Tony had initially been brought to Theranos as a consultant by Gary Hewett, Cholestech’s founder. He’d had to step into Hewett’s shoes when Hewett was fired after just five months as Theranos’s vice president of research and development.
Hewett’s conviction when he’d arrived at Theranos was that microfluidics didn’t work in blood diagnostics because the volumes were too small to allow for accurate measurements. But he hadn’t had time to come up with much of an alternative. That job now fell to Tony.

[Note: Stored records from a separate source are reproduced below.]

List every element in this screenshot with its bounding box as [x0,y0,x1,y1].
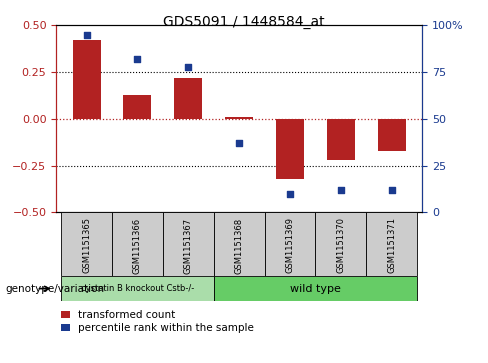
Text: GDS5091 / 1448584_at: GDS5091 / 1448584_at [163,15,325,29]
Point [337,187,345,193]
Bar [73,40,101,119]
Text: GSM1151369: GSM1151369 [285,217,294,273]
Legend: transformed count, percentile rank within the sample: transformed count, percentile rank withi… [61,310,254,333]
Text: GSM1151366: GSM1151366 [133,217,142,274]
Bar [61,276,214,301]
Text: genotype/variation: genotype/variation [5,284,104,294]
Point [134,56,142,62]
Bar [225,117,253,119]
Bar [174,78,202,119]
Text: GSM1151367: GSM1151367 [184,217,193,274]
Text: GSM1151365: GSM1151365 [82,217,91,273]
Point [286,191,294,197]
Bar [378,119,406,151]
Text: wild type: wild type [290,284,341,294]
Point [184,64,192,69]
Bar [264,212,315,276]
Text: GSM1151371: GSM1151371 [387,217,396,273]
Bar [315,212,366,276]
Text: GSM1151370: GSM1151370 [336,217,346,273]
Point [83,32,91,38]
Bar [112,212,163,276]
Bar [327,119,355,160]
Text: GSM1151368: GSM1151368 [235,217,244,274]
Bar [366,212,417,276]
Bar [163,212,214,276]
Point [388,187,396,193]
Bar [276,119,304,179]
Point [235,140,243,146]
Bar [123,95,151,119]
Bar [214,276,417,301]
Text: cystatin B knockout Cstb-/-: cystatin B knockout Cstb-/- [81,284,194,293]
Bar [214,212,264,276]
Bar [61,212,112,276]
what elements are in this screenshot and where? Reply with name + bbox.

Tony decided that part of the Theranos value proposition should be to automate all the steps that bench chemists followed when they tested blood in a laboratory. In order to automate, Tony needed a robot. But he didn’t want to waste time building one from scratch, so he ordered a three-thousand-dollar glue-dispensing robot from a company in New Jersey called Fisnar. It became the heart of the new Theranos system.
The Fisnar robot was a pretty rudimentary piece of machinery. It was a mechanical arm fixed to a gantry that had three degrees of motion: right and left; forward and back; and up and down. Tony fastened a pipette—a slender translucent tube used to transfer or measure out small quantities of liquid—to the robot and programmed it to make the movements that a chemist would make in the lab.
With the help of another recently hired engineer named Dave Nelson, he eventually built a smaller version of the glue robot that fit inside an aluminum box a little wider and a little shorter than a desktop computer tower. Tony and Dave borrowed some components from the 1.0, like the electronics and the software, and added them to their box, which became the new reader.
The new cartridge was a tray containing little plastic tubes and two pipette tips. Like its microfluidic predecessor, it could only be used once. You placed the blood sample in one of the tubes and pushed the cartridge into the reader through a little door that swung upward. The reader’s robotic arm then went to work, replicating the human chemist’s steps.
First, it grabbed one of the two pipette tips and used it to aspirate the blood and mix it with diluents contained in the cartridge’s other tubes. Then it grabbed the other pipette tip and aspirated the diluted blood with it. This second tip was coated with antibodies, which attached themselves to the molecule of interest, creating a microscopic sandwich.
The robot’s last step was to aspirate reagents from yet another tube in the cartridge. When the reagents came into contact with the microscopic sandwiches, a chemical reaction occurred that emitted a light signal. An instrument inside the reader called a photomultiplier tube then translated the light signal into an electrical current.
The molecule’s concentration in the blood—what the test sought to measure—could be inferred from the power of the electrical current, which was proportional to the intensity of the light.